Safe Flight Promotes Powerline Detection
Safe Flight Instrument (Booth No. C3932), a supplier of safety and performance products since 1946, made it clear yesterday at Heli-Expo that in terms of safety, avoiding powerlines is much to be preferred over existing helicopter modifications designed to cut powerlines on contact.
Speaking at a media conference yesterday, Safe Flight v-p Thomas Grunbeck promoted the White Plains, N.Y. company’s powerline detection and warning system, which emits a pulsing, audible sound as well as a visual alert when it detects powerline hazards.
Grunbeck noted that powerline strikes remain “one of the greatest hazards to both civil and military helicopter operators.” Citing numbers, Grunbeck pointed out that:
- 60 percent of wire strike victims failed to see the wire.
- 75 percent of all wire strikes destroy the aircraft.
- the average reaction time between seeing the wire and meaningful action to avoid it is 4.6 to 5.0 seconds.t
- two wire-strike accidents occur in the U.S. every week.

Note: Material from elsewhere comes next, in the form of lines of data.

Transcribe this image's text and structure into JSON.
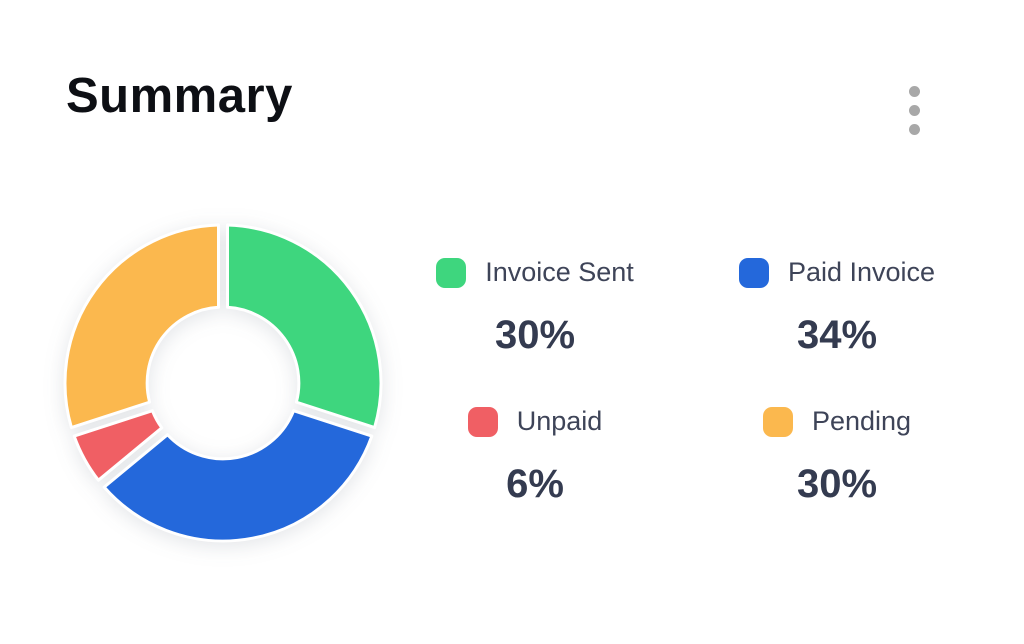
{
  "card": {
    "title": "Summary",
    "menu_icon": "kebab-menu-icon"
  },
  "colors": {
    "background": "#ffffff",
    "title_text": "#0d0f14",
    "label_text": "#3e4458",
    "percent_text": "#343b50",
    "menu_dots": "#a8a8a8",
    "slice_separator": "#ffffff"
  },
  "chart_data": {
    "type": "pie",
    "variant": "donut",
    "title": "Summary",
    "unit": "%",
    "slices": [
      {
        "label": "Invoice Sent",
        "value": 30,
        "pct_label": "30%",
        "color": "#3ED67E"
      },
      {
        "label": "Paid Invoice",
        "value": 34,
        "pct_label": "34%",
        "color": "#2468DB"
      },
      {
        "label": "Unpaid",
        "value": 6,
        "pct_label": "6%",
        "color": "#F05F64"
      },
      {
        "label": "Pending",
        "value": 30,
        "pct_label": "30%",
        "color": "#FBB84E"
      }
    ],
    "start_angle_deg": 0,
    "direction": "clockwise",
    "inner_radius_ratio": 0.48,
    "grid": "off",
    "legend_position": "right",
    "legend_layout": "2x2-grid"
  }
}
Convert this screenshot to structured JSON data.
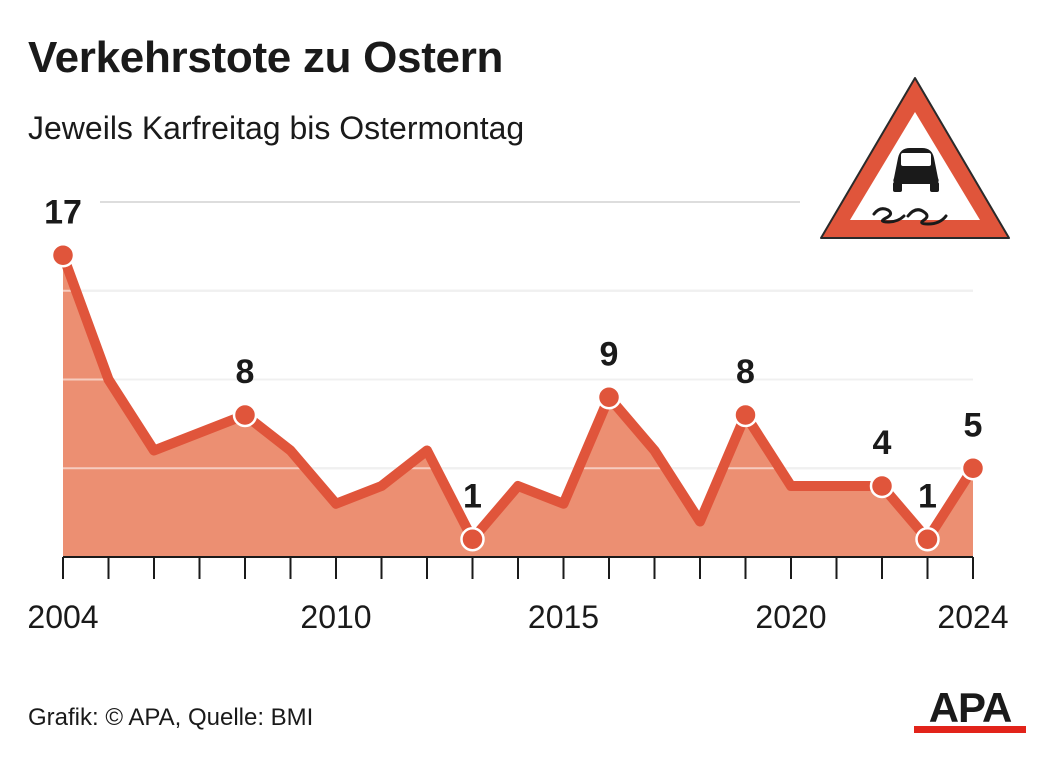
{
  "title": "Verkehrstote zu Ostern",
  "subtitle": "Jeweils Karfreitag bis Ostermontag",
  "source": "Grafik: © APA, Quelle: BMI",
  "logo_text": "APA",
  "sign_icon": "slippery-road-warning-sign",
  "colors": {
    "line": "#e0553b",
    "area": "#ec8f72",
    "grid": "#dddddd",
    "axis": "#1a1a1a",
    "text": "#1a1a1a",
    "logo_bar": "#e2231a"
  },
  "chart_data": {
    "type": "area",
    "title": "Verkehrstote zu Ostern",
    "subtitle": "Jeweils Karfreitag bis Ostermontag",
    "x": [
      2004,
      2005,
      2006,
      2007,
      2008,
      2009,
      2010,
      2011,
      2012,
      2013,
      2014,
      2015,
      2016,
      2017,
      2018,
      2019,
      2020,
      2021,
      2022,
      2023,
      2024
    ],
    "values": [
      17,
      10,
      6,
      7,
      8,
      6,
      3,
      4,
      6,
      1,
      4,
      3,
      9,
      6,
      2,
      8,
      4,
      4,
      4,
      1,
      5
    ],
    "xticks": [
      2004,
      2010,
      2015,
      2020,
      2024
    ],
    "labeled_points": [
      {
        "x": 2004,
        "label": "17"
      },
      {
        "x": 2008,
        "label": "8"
      },
      {
        "x": 2013,
        "label": "1"
      },
      {
        "x": 2016,
        "label": "9"
      },
      {
        "x": 2019,
        "label": "8"
      },
      {
        "x": 2022,
        "label": "4"
      },
      {
        "x": 2023,
        "label": "1"
      },
      {
        "x": 2024,
        "label": "5"
      }
    ],
    "ylim": [
      0,
      20
    ],
    "gridlines": [
      5,
      10,
      15,
      20
    ],
    "grid": true,
    "legend": "none"
  }
}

- one fatality occurs every 17 days.
- only about 10 percent of wire strikes that occur are even recorded.
- there are approximately 4.6 million miles of powerlines in the U.S.
The Safe Flight powerline detection system consists of a VHF whip antenna, an antenna coupler and a 14-oz avionics panel. According to Grunbeck, the system costs $20,000, requires about 20 hours for installation and just about two minutes of operator instruction, has a range of about 1,500 feet and essentially doubles the pilot’s time to react to the detected threat.
The system has received supplemental type certificate approval from the FAA for the Bell 206 JetRanger and the Aerospatiale Gazelle. EASA has approved it for the Eurocopter AS355, EC135 and BK117.
“Safe Flight’s powerline detection system has demonstrated an increased situational awareness when operating in the wire environment, providing our pilots with adequate time to avoid this potentially deadly hazard,” said Gerry Hermer, founder and managing partner of UK medical emergency transport operator Sterling Helicopters.
Most recently, Flathead Emergency Aviation Resources of Northwest Montana, a non-profit volunteer group providing air support for emergency services providers, purchased the powerline detection system for its new Bell 429.
Government applications of the Safe Flight powerline detection system are already in service in a NASA UH-1H and a head-of-state Mil Mi-17 and in growing numbers of police and medical emergency helicopters.
“We developed our powerline detection system to aid pilots in reducing the risk of powerline strikes,” concluded Grunbeck. “Our solution is simple,” he added. “Avoid, don’t cut.”